James Vaughan stepped up and converted from 12 yards to grab all three points for the hosts and condemn Swindon to the bottom four.

However, Williams was left perplexed by the decision made by referee Mark Brown and whilst conceding his side have been far from good enough this season, calls like that have cost his team dearly.

“(It was awarded for) contact inside the box, which is astonishing,” he said.

“In every penalty box in the whole world, every single football pitch from Sunday morning to the Champions League, everyone is contacting each other in the box.

“It is not a grapple. It’s contact and then release.

“Why we have been punished with a penalty is beyond me – it’s staggering.

“If the rules are that nobody is allowed to make contact in the box, then fine, but it is the same for everyone.

“We know we haven’t been good enough this season but we can certainly do without the referee deciding to award a penalty because two of the opposition bash into each other or somebody made some physical contact.”

In a game which lacked much of an attacking threat from either side, Williams believed his team had the chance to return to Wiltshire with at least a point with the chances created in the dying minutes.

However, when Charlie Colkett fired wide inside the box deep into time added on, Town’s chance of salvaging anything from the game went with it.

“It wasn’t good enough because we didn’t win,” added Williams.

“Lawrence Vigouroux had one save to make in 90 minutes of football. The referee decides to be a Bury fan for the day– other than that, we had nothing too clear until later on in the game.

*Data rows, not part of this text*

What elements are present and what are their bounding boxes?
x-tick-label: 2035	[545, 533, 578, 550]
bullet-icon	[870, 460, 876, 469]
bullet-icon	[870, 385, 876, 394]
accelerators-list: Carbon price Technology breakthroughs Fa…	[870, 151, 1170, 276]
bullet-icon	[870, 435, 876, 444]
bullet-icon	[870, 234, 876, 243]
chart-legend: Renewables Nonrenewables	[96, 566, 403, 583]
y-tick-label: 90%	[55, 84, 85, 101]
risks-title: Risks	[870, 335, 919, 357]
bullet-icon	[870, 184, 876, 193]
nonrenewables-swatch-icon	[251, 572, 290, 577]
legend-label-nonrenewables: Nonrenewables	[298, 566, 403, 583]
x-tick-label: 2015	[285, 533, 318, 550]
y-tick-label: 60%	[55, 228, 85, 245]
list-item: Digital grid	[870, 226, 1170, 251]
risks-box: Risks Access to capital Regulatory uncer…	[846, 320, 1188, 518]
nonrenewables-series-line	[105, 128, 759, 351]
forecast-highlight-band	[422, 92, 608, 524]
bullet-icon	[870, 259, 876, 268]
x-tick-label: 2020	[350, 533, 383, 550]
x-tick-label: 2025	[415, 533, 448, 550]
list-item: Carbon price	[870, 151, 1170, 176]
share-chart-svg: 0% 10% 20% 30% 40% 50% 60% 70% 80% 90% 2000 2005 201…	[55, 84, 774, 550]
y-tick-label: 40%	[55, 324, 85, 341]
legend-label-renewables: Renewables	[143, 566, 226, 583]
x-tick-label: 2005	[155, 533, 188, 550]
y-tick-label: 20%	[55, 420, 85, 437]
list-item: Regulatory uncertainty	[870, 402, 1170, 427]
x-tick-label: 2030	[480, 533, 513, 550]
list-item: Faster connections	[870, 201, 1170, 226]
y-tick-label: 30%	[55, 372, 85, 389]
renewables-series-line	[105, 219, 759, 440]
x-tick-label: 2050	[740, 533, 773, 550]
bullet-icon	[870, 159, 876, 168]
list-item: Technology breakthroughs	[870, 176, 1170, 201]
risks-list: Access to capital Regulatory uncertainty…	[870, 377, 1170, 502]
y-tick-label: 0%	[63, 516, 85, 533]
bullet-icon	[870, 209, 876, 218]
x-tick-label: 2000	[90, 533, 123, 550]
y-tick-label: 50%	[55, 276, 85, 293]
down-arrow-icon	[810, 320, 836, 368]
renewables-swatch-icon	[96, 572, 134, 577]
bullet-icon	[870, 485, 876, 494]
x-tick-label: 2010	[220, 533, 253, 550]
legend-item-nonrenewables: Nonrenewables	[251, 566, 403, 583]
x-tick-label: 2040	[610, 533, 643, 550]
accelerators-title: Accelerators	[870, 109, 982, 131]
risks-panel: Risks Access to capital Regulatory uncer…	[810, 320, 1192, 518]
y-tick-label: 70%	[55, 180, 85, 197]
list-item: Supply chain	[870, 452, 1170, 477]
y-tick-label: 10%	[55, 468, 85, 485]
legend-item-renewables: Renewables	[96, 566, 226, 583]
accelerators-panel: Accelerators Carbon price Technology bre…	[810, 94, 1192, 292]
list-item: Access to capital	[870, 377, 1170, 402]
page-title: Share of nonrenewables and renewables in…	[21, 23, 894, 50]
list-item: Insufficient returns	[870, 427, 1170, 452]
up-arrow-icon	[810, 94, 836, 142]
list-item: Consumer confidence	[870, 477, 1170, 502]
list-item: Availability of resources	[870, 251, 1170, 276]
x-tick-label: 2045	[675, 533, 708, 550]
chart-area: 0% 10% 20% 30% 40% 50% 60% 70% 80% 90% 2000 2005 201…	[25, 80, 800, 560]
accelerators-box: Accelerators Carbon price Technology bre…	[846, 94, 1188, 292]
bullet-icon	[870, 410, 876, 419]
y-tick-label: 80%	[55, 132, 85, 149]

“I think Charlie Colkett would expect to score from his position inside the box with the ball at his feet.

“When James Brophy breaks into the box and he has got the chance to square the ball to three targets, he should square it at one of them, clean, and they should put it in the back of the net.

“I don’t think it’s too much to ask and is unrealistic for the players with their qualities and their talent.

“If you don’t do that, you don’t deserve to win.”